Mean value estimate lemma (differentiable maps)

Let $U\subseteq\mathbb{R}^n$ be open and let $f:U\to\mathbb{R}^m$ be of class $C^1$ . Fix $a\in U$.

Mean value estimate lemma: For every $\varepsilon>0$ there exists $\delta>0$ such that if $x,y\in U$ satisfy $\|x-a\|<\delta$, $\|y-a\|<\delta$, and the line segment $[x,y]\subseteq U$, then $\|f(x)-f(y)-Df(a)(x-y)\|\le \varepsilon\,\|x-y\|.$ In particular, $\|f(x)-f(y)\|\le \bigl(\|Df(a)\|+\varepsilon\bigr)\,\|x-y\|.$

This estimate is a standard quantitative form of differentiability used in proofs of the inverse and implicit function theorems : it says that on sufficiently small scales, $f$ behaves like the linear map $Df(a)$ with a uniformly small relative error.
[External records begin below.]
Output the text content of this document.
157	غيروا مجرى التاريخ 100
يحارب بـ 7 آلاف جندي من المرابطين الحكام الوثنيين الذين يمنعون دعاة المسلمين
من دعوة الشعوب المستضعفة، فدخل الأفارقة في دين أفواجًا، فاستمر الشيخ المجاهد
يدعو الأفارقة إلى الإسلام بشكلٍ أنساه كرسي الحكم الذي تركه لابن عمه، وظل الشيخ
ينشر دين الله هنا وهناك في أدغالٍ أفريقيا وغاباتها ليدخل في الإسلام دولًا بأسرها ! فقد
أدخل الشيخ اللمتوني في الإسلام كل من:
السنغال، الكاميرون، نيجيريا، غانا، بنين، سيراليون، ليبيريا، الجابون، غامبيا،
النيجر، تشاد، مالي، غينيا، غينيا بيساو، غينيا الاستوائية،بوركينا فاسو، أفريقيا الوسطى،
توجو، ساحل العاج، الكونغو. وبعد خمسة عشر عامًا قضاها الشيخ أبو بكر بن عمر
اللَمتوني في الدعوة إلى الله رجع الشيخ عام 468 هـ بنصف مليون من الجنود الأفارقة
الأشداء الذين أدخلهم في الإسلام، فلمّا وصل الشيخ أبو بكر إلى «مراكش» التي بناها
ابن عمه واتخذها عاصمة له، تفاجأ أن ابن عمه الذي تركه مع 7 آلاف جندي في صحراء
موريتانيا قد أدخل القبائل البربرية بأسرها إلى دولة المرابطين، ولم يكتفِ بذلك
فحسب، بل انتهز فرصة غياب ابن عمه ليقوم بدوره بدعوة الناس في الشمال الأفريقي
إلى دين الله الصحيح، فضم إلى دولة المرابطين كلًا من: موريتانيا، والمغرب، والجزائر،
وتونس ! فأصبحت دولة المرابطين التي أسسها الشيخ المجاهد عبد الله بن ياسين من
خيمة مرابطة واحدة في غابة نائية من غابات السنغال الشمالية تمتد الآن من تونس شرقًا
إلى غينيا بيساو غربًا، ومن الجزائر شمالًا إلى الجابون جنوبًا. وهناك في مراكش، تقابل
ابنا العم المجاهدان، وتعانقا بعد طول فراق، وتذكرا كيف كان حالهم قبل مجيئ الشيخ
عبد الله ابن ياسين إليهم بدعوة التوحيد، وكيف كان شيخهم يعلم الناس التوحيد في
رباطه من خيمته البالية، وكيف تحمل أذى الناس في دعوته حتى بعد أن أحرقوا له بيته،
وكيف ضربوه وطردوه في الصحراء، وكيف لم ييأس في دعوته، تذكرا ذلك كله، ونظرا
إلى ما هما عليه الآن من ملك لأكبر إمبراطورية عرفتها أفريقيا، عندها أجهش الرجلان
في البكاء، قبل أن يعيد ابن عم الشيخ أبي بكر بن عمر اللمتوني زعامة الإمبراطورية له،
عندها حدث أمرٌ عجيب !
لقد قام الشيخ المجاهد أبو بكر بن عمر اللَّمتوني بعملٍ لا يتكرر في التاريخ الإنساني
Proof sketch: Using the fundamental theorem of calculus along the segment $\gamma(t)=x+t(y-x)$, $f(y)-f(x)=\int_0^1 Df(\gamma(t))(y-x)\,dt.$ Subtract $Df(a)(y-x)$ and take norms: $\|f(y)-f(x)-Df(a)(y-x)\| \le \int_0^1 \|Df(\gamma(t))-Df(a)\|\,dt\;\|y-x\|.$ Continuity of $Df$ at $a$ gives $\delta$ such that $\|Df(z)-Df(a)\|<\varepsilon$ whenever $\|z-a\|<\delta$, and $\gamma(t)$ stays within that ball when $x,y$ do.